Xu Xi, 30, deixou um emprego em uma empresa multinacional de tecnologia para uma empresa estatal este ano. Ele queria mais segurança no emprego, embora tenha aceitado um corte de 50% no salário e agora ganhe cerca de US$ 28.000 por ano.

Após a troca, ele se sente pronto para pedir a namorada em casamento no próximo ano, mas diz que não planeja ter filhos porque o custo é muito alto. Ele disse que muitas pessoas se sentem mais pobres apesar da China se tornar mais próspera, um sentimento que inevitavelmente afetará as atitudes dos trabalhadores em relação ao casamento. Ajustado para a produção econômica per capita, a China é o segundo país mais caro do mundo para criar um filho, atrás da Coreia do Sul, de acordo com demógrafos chineses.

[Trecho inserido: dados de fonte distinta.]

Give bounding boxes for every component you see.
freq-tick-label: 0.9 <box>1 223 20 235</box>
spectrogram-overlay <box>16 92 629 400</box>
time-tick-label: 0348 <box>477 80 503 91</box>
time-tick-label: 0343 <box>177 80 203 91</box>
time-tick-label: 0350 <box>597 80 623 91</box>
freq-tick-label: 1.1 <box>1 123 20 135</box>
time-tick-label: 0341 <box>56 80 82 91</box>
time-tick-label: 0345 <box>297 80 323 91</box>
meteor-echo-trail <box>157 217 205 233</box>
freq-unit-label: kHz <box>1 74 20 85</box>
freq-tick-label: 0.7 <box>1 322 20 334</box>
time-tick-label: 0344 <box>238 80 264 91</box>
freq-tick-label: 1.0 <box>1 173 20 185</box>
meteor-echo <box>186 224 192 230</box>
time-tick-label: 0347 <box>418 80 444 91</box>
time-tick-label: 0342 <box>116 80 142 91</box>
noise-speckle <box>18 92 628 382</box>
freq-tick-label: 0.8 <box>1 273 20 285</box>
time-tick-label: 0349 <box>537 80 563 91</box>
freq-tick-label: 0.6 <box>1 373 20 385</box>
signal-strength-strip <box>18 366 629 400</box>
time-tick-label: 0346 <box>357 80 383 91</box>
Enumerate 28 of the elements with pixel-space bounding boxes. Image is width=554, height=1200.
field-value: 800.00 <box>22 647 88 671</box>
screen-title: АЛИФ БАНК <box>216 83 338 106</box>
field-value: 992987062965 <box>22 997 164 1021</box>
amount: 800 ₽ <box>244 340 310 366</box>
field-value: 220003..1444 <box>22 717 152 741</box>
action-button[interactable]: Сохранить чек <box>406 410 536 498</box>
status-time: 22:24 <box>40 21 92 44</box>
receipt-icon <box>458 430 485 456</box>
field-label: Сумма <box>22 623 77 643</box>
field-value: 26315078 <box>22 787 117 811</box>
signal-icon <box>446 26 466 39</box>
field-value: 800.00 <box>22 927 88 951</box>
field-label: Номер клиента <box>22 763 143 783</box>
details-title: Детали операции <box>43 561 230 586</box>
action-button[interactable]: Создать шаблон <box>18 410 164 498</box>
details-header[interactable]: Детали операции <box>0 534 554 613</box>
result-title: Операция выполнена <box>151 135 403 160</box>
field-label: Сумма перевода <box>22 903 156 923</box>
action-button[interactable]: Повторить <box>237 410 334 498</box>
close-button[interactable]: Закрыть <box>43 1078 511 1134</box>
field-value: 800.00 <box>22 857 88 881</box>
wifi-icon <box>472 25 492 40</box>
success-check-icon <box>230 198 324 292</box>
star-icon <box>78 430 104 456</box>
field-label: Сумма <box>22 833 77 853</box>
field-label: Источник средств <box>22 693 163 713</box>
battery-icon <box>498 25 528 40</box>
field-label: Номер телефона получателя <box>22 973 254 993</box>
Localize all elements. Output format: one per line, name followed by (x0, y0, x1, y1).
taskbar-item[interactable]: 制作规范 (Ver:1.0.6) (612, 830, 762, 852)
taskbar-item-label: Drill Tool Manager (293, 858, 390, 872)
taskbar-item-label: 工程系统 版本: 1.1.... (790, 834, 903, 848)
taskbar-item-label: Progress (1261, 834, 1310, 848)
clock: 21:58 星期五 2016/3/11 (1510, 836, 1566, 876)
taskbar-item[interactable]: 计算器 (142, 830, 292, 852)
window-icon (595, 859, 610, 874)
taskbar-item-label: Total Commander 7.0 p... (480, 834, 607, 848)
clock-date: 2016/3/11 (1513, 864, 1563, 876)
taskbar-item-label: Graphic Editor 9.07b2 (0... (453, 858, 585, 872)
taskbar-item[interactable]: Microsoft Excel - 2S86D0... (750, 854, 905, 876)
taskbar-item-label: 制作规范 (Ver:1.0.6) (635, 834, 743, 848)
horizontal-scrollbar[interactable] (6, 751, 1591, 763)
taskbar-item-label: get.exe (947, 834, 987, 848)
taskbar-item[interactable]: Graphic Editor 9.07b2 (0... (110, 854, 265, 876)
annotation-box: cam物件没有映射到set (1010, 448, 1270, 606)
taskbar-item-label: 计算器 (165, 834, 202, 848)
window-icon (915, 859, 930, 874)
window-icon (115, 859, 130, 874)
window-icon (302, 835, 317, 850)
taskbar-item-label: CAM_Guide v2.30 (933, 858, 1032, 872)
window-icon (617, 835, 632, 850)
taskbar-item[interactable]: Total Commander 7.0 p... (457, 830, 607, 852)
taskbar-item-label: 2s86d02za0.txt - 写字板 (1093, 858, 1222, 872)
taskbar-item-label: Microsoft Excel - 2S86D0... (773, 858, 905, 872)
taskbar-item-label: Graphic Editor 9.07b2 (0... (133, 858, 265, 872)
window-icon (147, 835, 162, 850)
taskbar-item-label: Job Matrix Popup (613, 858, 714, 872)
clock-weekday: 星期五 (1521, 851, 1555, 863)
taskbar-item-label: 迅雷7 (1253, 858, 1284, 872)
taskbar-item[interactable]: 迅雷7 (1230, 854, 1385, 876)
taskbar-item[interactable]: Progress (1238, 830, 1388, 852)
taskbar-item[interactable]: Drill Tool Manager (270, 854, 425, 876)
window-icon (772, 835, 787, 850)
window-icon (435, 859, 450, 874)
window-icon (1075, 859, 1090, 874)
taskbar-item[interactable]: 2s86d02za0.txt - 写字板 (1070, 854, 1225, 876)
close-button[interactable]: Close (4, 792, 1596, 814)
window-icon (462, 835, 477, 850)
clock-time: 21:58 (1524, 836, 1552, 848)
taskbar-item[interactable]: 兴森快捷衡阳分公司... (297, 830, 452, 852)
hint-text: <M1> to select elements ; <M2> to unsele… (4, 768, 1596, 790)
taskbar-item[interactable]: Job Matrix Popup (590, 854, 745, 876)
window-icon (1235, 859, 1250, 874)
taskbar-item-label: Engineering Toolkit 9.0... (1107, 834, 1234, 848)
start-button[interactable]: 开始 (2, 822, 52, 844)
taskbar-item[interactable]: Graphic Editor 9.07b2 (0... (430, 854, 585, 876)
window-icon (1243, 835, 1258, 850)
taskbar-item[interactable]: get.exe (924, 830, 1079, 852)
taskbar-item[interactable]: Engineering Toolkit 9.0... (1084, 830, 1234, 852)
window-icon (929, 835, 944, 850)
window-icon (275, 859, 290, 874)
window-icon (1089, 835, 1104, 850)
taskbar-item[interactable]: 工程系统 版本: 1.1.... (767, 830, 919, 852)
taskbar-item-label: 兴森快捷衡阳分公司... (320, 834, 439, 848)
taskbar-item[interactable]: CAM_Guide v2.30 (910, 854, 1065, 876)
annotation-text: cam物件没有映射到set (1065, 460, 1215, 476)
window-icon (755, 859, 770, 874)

“No momento, ainda estou procurando estabilidade e vendo o que está acontecendo com a economia”, disse Xu, que mora na cidade de Chengdu, no sudoeste do país.

Até 2020, Erin Wang, 35, estava otimista em morar na China. Então, ela viu o governo reprimir empresas privadas, matando empregos no processo e adotando uma abordagem dura para a pandemia. Ela ficou preocupada com o ambiente cada vez mais autoritário.

“Senti que não tinha confiança para ter um bebê na China”, disse ela.

Recentemente, sentindo-se esgotada por seu trabalho de consultoria financeira, ela pediu demissão e mudou-se da cidade de Hangzhou para Xangai em busca de uma nova carreira. Ela espera que Xangai tenha um pool de namoro mais diversificado do que Hangzhou, onde ela disse que muitos homens em seu círculo social só queriam uma esposa obediente que sacrificaria sua carreira para ter filhos.

Em abril, ela viajou pelos Estados Unidos, onde já havia trabalhado por quatro anos, para ver se deveria voltar. Ela está na China por enquanto, mas elaborando um plano de saída, transferindo algum dinheiro para bancos estrangeiros e pesquisando vistos no exterior.

“Na verdade, quero me casar”, disse ela, “mas se não houver ninguém adequado, não é como se eu fosse morrer”.